According to its annual results, the firm said that owner-occupied net lending fell modestly year-on-year, adding that strong end of term retention was offset by the impact of a “muted purchase market”.

The firm’s property finance division’s impairment charge came to £29.5m, up from £13.3m in 2022 which it said was due to a “more challenging economic outlook and the implication of higher interest rates”.

It added that around 2.9 per cent of its portfolio was more than 85 per cent loan to value (LTV), so it was “well collateralized” and its arrears had only increased “marginally”.

The report said that the strategy in its property finance division was to be “profitably growing in existing market segments and new sub-segments where we can back more people, including expansion into sustainable property financing”.

The lender’s profit before tax has grown by nine per cent year-on-year to £222.5m

Aldermore noted that its strategic technology investment increased from £0.7m in 2022 to £34.6m in 2023.

The firm said that the investment is “part of a de-risking and modernisation programme” which would support the group’s “long-term growth ambitions”. It noted that the bulk of the spending related to Aldermore Bank.

 

Aldermore: ‘UK facing considerable economic uncertainty’

Steven Cooper, CEO of Aldermore Group, said: “We’re proud of what Aldermore has achieved in the last year, delivering a strong increase in profits against a backdrop of challenging economic conditions. Lending and customer deposits have both grown steadily and we’re pleased to be supporting more people than ever with over 825,000 customers.

“We are mindful that many are still struggling with the increased cost of living and so we are continuing to provide extra support to customers, while proactively contacting the most vulnerable to offer our help.”

He added: “Looking to the future, the UK is facing considerable economic uncertainty, with much tighter financial conditions.

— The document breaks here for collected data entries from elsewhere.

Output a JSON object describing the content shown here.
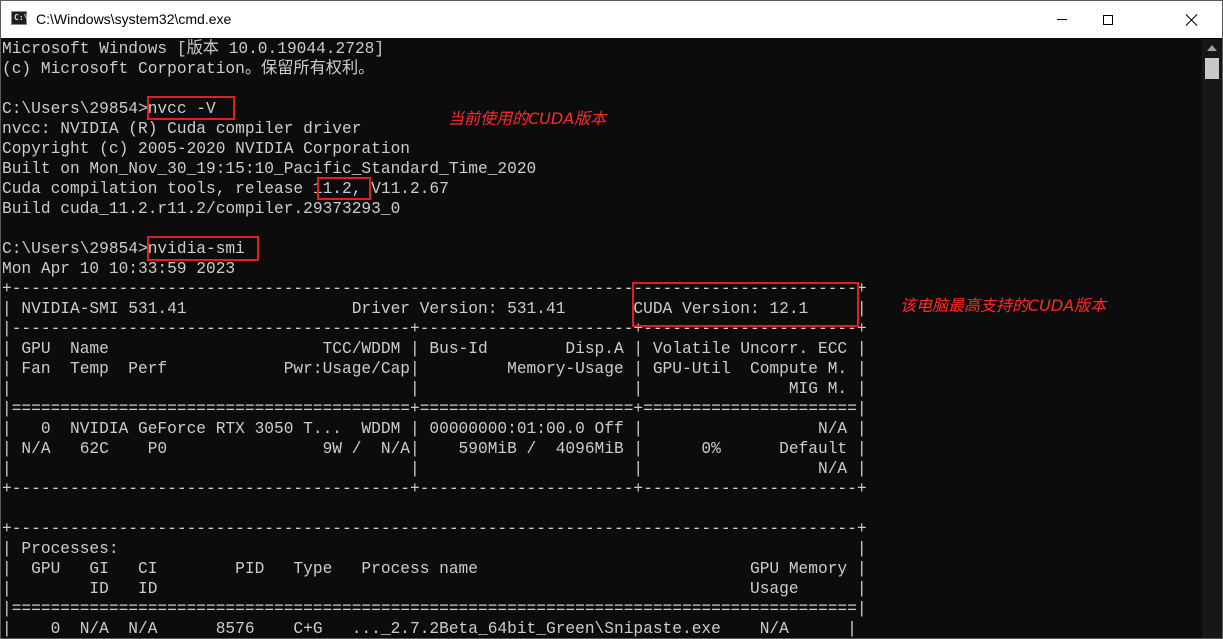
{
  "window": {
    "title": "C:\\Windows\\system32\\cmd.exe",
    "icon_label": "C:\\"
  },
  "console": {
    "lines": [
      "Microsoft Windows [版本 10.0.19044.2728]",
      "(c) Microsoft Corporation。保留所有权利。",
      "",
      "C:\\Users\\29854>nvcc -V",
      "nvcc: NVIDIA (R) Cuda compiler driver",
      "Copyright (c) 2005-2020 NVIDIA Corporation",
      "Built on Mon_Nov_30_19:15:10_Pacific_Standard_Time_2020",
      "Cuda compilation tools, release 11.2, V11.2.67",
      "Build cuda_11.2.r11.2/compiler.29373293_0",
      "",
      "C:\\Users\\29854>nvidia-smi",
      "Mon Apr 10 10:33:59 2023",
      "+---------------------------------------------------------------------------------------+",
      "| NVIDIA-SMI 531.41                 Driver Version: 531.41       CUDA Version: 12.1     |",
      "|-----------------------------------------+----------------------+----------------------+",
      "| GPU  Name                      TCC/WDDM | Bus-Id        Disp.A | Volatile Uncorr. ECC |",
      "| Fan  Temp  Perf            Pwr:Usage/Cap|         Memory-Usage | GPU-Util  Compute M. |",
      "|                                         |                      |               MIG M. |",
      "|=========================================+======================+======================|",
      "|   0  NVIDIA GeForce RTX 3050 T...  WDDM | 00000000:01:00.0 Off |                  N/A |",
      "| N/A   62C    P0                9W /  N/A|    590MiB /  4096MiB |      0%      Default |",
      "|                                         |                      |                  N/A |",
      "+-----------------------------------------+----------------------+----------------------+",
      "",
      "+---------------------------------------------------------------------------------------+",
      "| Processes:                                                                            |",
      "|  GPU   GI   CI        PID   Type   Process name                            GPU Memory |",
      "|        ID   ID                                                             Usage      |",
      "|=======================================================================================|",
      "|    0  N/A  N/A      8576    C+G   ..._2.7.2Beta_64bit_Green\\Snipaste.exe    N/A      |"
    ]
  },
  "annotations": {
    "current_cuda": "当前使用的CUDA版本",
    "max_supported_cuda": "该电脑最高支持的CUDA版本"
  }
}
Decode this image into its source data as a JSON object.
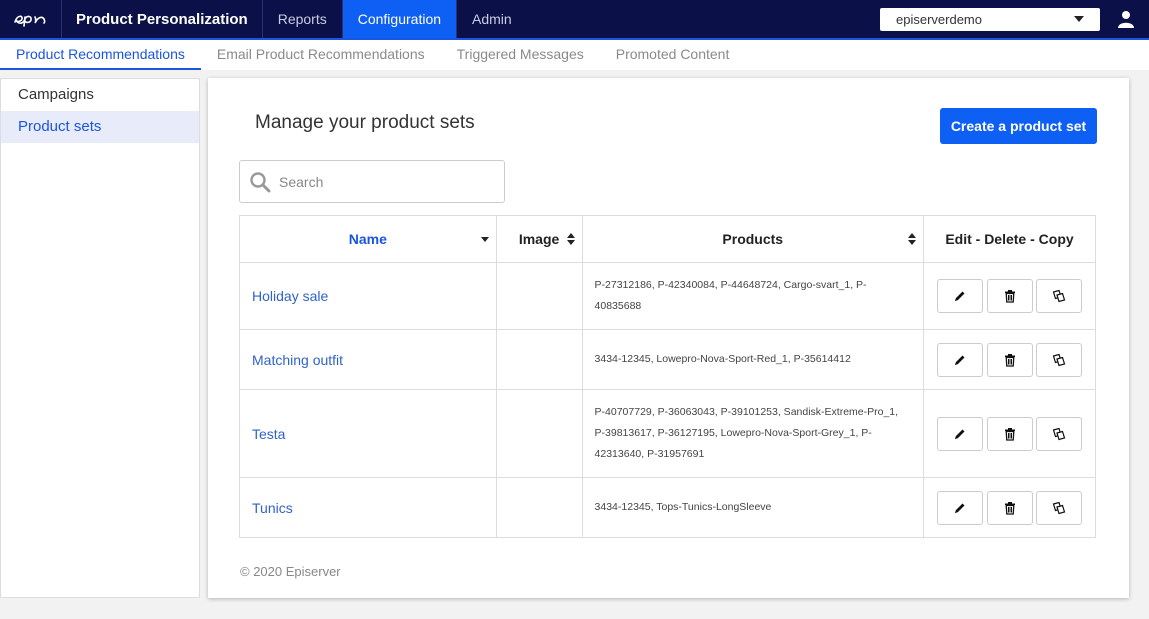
{
  "topbar": {
    "logo": "epi",
    "brand": "Product Personalization",
    "nav": [
      {
        "label": "Reports",
        "active": false
      },
      {
        "label": "Configuration",
        "active": true
      },
      {
        "label": "Admin",
        "active": false
      }
    ],
    "site_select_value": "episerverdemo",
    "user_icon": "user-icon"
  },
  "subnav": {
    "tabs": [
      {
        "label": "Product Recommendations",
        "active": true
      },
      {
        "label": "Email Product Recommendations",
        "active": false
      },
      {
        "label": "Triggered Messages",
        "active": false
      },
      {
        "label": "Promoted Content",
        "active": false
      }
    ]
  },
  "sidebar": {
    "items": [
      {
        "label": "Campaigns",
        "active": false
      },
      {
        "label": "Product sets",
        "active": true
      }
    ]
  },
  "main": {
    "title": "Manage your product sets",
    "create_button": "Create a product set",
    "search_placeholder": "Search",
    "table": {
      "headers": {
        "name": "Name",
        "image": "Image",
        "products": "Products",
        "actions": "Edit - Delete - Copy"
      },
      "rows": [
        {
          "name": "Holiday sale",
          "products": "P-27312186, P-42340084, P-44648724, Cargo-svart_1, P-40835688"
        },
        {
          "name": "Matching outfit",
          "products": "3434-12345, Lowepro-Nova-Sport-Red_1, P-35614412"
        },
        {
          "name": "Testa",
          "products": "P-40707729, P-36063043, P-39101253, Sandisk-Extreme-Pro_1, P-39813617, P-36127195, Lowepro-Nova-Sport-Grey_1, P-42313640, P-31957691"
        },
        {
          "name": "Tunics",
          "products": "3434-12345, Tops-Tunics-LongSleeve"
        }
      ]
    },
    "footer": "© 2020 Episerver"
  },
  "colors": {
    "navbar": "#0b1148",
    "accent": "#0e5ff3",
    "link": "#2f63c8"
  }
}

Over the last year we’ve significantly modernised Aldermore so that we can deliver new products and services at pace and quickly take advantage of changes in a market that is more unpredictable than ever.

“When we combine this greater flexibility in our business, with a strong, stable capital and liquidity position we’re confident that we’re well placed to weather these challenging economic conditions. By helping customers through these difficult times while investing in our own people and capabilities, we believe the business will continue to deliver steady growth.”